Friday, August 12, 2016

In a commentary in the Globe and Mail, Prof. Kent Roach and the University of Ottawa's Prof. Craig Forcese analyze the implications of the case of would-be terrorist Aaron Driver for Canada's anti-terrorism strategies and legislation ("Fighting terrorism in Canada: Five questions from the Driver case," August 11, 2016).

Read the full commentary on the Globe and Mail website, or below.

Professors Roach and Forcese also published a commentary in the National Post on the same issue, "Was Aaron Driver’s peace bond too lenient?" (August 11, 2016).


Fighting terrorism in Canada: Five questions from the Driver case

By Kent Roach and Craig Forcese

August 11, 2016

Aaron Driver’s death on Wednesday after he exploded a homemade bomb confirms that the threat in Canada of Islamic State-inspired terrorism is real. This case will be compared to the recent decision staying proceedings in the so-called Canada Day plot in Victoria, after a judge ruled that police entrapped the accused in that case.

Every terrorism incident tends to affirm a person’s preferences. Those who want to see tighter laws will focus on the Driver case; those who prefer softer forms of anti-terrorism will focus on the Victoria decision. Evidence in support of such different positions is often a secondary consideration. We need, therefore, to ask careful questions. Here are some of ours:

1. How do peace bonds fit into Canada’s anti-terrorism strategy?

Mr. Driver was subject to a peace bond, imposing limitations on his activities. Were these conditions too loose, because he was able to obtain material to make bombs? And where are the limits to conditions that can be imposed on peace bonds?

Peace bonds are a Goldilocks remedy that may be too strong for those who only have radical views and too weak for those who are prepared to move to violence. The Driver case may be evidence of the second scenario. But it is notoriously difficult to distinguish perfectly between those who will voice radical and hateful views, and those who will act on them in a violent manner.

2. Why was he not prosecuted?

Material for planning a bomb was discovered when Mr. Driver was initially arrested on the peace bond in 2015. Why was he not prosecuted then? Similarly, the terrorist who attacked two Canadian soldiers in Quebec in October, 2014, was not prosecuted even after his passport was seized to stop him from travelling to Syria.
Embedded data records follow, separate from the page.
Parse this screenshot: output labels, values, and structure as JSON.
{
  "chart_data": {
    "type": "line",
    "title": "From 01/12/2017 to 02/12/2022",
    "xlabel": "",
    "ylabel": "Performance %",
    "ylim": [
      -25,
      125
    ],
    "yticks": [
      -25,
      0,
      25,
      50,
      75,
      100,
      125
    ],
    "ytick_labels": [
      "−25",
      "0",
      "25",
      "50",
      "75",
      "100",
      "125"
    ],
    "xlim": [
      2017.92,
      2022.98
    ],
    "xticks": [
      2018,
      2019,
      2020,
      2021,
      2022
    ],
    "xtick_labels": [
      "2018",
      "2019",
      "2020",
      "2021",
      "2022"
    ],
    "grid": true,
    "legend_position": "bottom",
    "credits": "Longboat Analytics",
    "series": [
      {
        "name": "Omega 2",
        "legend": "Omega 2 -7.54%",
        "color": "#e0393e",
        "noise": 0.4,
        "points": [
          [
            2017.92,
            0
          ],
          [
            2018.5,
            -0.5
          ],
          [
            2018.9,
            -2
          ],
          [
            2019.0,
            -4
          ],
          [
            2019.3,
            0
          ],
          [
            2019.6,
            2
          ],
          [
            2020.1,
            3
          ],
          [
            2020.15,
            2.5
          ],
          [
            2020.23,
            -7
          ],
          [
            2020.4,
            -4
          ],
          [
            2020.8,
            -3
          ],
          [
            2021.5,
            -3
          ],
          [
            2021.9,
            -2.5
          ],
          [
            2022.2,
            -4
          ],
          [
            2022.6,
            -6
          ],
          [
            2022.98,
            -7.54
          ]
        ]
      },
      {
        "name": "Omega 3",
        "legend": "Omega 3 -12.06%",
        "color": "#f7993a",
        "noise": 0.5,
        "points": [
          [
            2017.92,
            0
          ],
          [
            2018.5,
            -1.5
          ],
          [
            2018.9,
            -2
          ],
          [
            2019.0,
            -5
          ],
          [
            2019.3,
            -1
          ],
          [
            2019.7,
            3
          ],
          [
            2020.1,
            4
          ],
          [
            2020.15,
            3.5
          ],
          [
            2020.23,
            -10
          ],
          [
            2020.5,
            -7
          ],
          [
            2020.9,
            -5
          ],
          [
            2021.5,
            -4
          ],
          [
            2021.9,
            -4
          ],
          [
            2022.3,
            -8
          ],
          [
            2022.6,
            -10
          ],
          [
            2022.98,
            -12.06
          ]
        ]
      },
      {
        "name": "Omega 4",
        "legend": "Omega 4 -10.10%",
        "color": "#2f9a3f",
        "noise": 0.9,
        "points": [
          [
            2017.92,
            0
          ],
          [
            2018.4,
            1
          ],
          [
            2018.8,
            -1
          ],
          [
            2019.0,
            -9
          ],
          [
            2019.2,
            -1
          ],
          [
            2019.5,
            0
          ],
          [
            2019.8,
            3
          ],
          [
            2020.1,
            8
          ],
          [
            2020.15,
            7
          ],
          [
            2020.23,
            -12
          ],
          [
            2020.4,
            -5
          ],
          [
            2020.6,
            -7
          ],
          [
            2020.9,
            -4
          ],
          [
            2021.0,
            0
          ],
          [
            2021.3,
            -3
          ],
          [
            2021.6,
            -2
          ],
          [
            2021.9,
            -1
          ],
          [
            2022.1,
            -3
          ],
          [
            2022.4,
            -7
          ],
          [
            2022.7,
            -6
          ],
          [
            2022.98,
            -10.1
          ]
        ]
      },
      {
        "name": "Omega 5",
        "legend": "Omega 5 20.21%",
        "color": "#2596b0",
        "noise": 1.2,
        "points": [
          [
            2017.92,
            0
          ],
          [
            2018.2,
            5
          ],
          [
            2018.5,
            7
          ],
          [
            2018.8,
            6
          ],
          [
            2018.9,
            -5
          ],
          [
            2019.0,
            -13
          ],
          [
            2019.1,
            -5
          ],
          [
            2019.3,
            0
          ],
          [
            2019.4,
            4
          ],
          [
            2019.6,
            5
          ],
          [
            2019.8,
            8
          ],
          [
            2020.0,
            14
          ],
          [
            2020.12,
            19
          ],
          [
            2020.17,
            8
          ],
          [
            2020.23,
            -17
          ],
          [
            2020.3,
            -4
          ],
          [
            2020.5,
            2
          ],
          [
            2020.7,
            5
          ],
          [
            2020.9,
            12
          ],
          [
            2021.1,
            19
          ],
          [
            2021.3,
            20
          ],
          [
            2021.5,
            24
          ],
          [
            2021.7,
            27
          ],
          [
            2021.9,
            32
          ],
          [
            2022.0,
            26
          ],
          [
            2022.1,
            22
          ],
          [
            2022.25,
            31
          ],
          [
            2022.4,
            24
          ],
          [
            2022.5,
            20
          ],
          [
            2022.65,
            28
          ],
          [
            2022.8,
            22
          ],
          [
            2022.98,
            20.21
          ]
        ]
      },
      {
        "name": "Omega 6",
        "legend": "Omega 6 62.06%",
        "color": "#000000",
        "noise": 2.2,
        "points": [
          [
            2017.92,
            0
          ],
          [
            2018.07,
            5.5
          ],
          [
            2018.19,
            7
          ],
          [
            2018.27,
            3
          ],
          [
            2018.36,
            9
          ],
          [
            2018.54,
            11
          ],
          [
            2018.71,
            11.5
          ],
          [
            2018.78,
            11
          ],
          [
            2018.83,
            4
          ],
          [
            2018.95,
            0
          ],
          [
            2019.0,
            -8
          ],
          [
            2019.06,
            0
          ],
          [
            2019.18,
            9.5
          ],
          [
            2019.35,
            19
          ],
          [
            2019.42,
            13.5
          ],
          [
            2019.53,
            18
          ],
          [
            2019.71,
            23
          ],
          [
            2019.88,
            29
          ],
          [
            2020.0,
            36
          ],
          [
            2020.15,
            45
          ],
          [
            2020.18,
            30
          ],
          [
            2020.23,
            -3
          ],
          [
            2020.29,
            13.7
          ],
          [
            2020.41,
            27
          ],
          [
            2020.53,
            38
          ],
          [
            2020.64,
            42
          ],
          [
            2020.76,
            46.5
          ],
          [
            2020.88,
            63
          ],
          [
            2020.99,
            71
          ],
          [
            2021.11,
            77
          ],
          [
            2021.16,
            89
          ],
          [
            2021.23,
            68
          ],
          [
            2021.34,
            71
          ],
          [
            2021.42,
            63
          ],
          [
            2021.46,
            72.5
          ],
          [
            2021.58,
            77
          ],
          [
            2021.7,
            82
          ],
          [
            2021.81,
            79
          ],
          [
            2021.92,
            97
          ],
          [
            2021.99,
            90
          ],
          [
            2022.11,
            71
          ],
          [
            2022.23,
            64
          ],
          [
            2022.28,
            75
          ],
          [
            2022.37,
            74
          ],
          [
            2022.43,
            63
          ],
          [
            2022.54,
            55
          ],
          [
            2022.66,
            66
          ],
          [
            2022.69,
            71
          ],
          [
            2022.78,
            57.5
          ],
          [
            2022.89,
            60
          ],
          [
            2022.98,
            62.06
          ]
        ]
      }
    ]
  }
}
Do these examples justify a need for new terrorism offences, such as possessing material useful to terrorism (available, and controversial, under British law)? Or was the failure to prosecute another example of Canada’s long running problems in converting intelligence into evidence that can be used in court?

Mr. Driver was likely in violation of his peace-bond terms (and thus subject to imprisonment for up to four years) long before his “martyrdom” video was discovered. So why was there no arrest much earlier? Was it because he was not subject to active surveillance? Did this stem from lack of security service resources?

Or would incarceration on any of these bases simply have delayed his plot, but accelerated his move from radical opinion to a preparedness to act violently, as has been the case in Europe?

3. What is the role of prevention in our anti-terrorism strategy?

Mr. Driver challenged the constitutionality of the peace bond regime revised by Bill C-51, which changed the original 2001 system to make it easier to impose conditions. He lost most of his challenge, but was successful in having struck down the power to impose a mandatory counselling program. (Mr. Driver’s father has expressed regrets that his son was not required to attend such a program.)

Can we construct programs likely to succeed in such cases? There is considerable debate about this in the social sciences. On the other hand, peace bond and incarceration are not permanent solutions. They may disrupt but without fixing. We do need to make progress on programs to counter violent extremism.

4. Could inter-agency co-operation have been improved?

The system worked – but only at the 11th hour. The RCMP made a convincing case at its press conference Thursday for effective and quick co-operation among various police forces, including the FBI. They also thanked Canada’s intelligence agencies.

But what, if any role, did the intelligence agencies play earlier? The RCMP was aware of Mr. Driver’s communications with a number of foreign terrorists. Did this information come from intelligence services, and if so, did this make a prosecution more difficult given the notorious reluctance of intelligence agencies to disclose their sources and methods?

5. What does this mean for amendments to Bill C-51?

The Driver incident and the Victoria case may be used as a political football in the delayed debate about amendments to Bill C-51, the Anti-terrorism Act. But C-51 may not be central to the Driver case. The peace bond did not work, and likely could have been imposed on him without the law. Bill C-51 did little to increase prosecution capabilities and he was not prosecuted under (the constitutionally doubtful) new speech offence created by C-51.

Meanwhile, some on social media suggest that the civil liberties group that contested Mr. Driver’s peace bond was wrong to do so.

Defending liberty while preserving security is like balancing an umbrella on the tip of one’s finger: It is never in perfect equilibrium. Instead it is always a dynamic exercise involving constant reaction and correction. Without an active espousal of civil liberties values, we risk the umbrella collapsing in constant reaction, with never any correction. Civil liberties groups do their jobs, just as security services do. We need them both to bring their A games.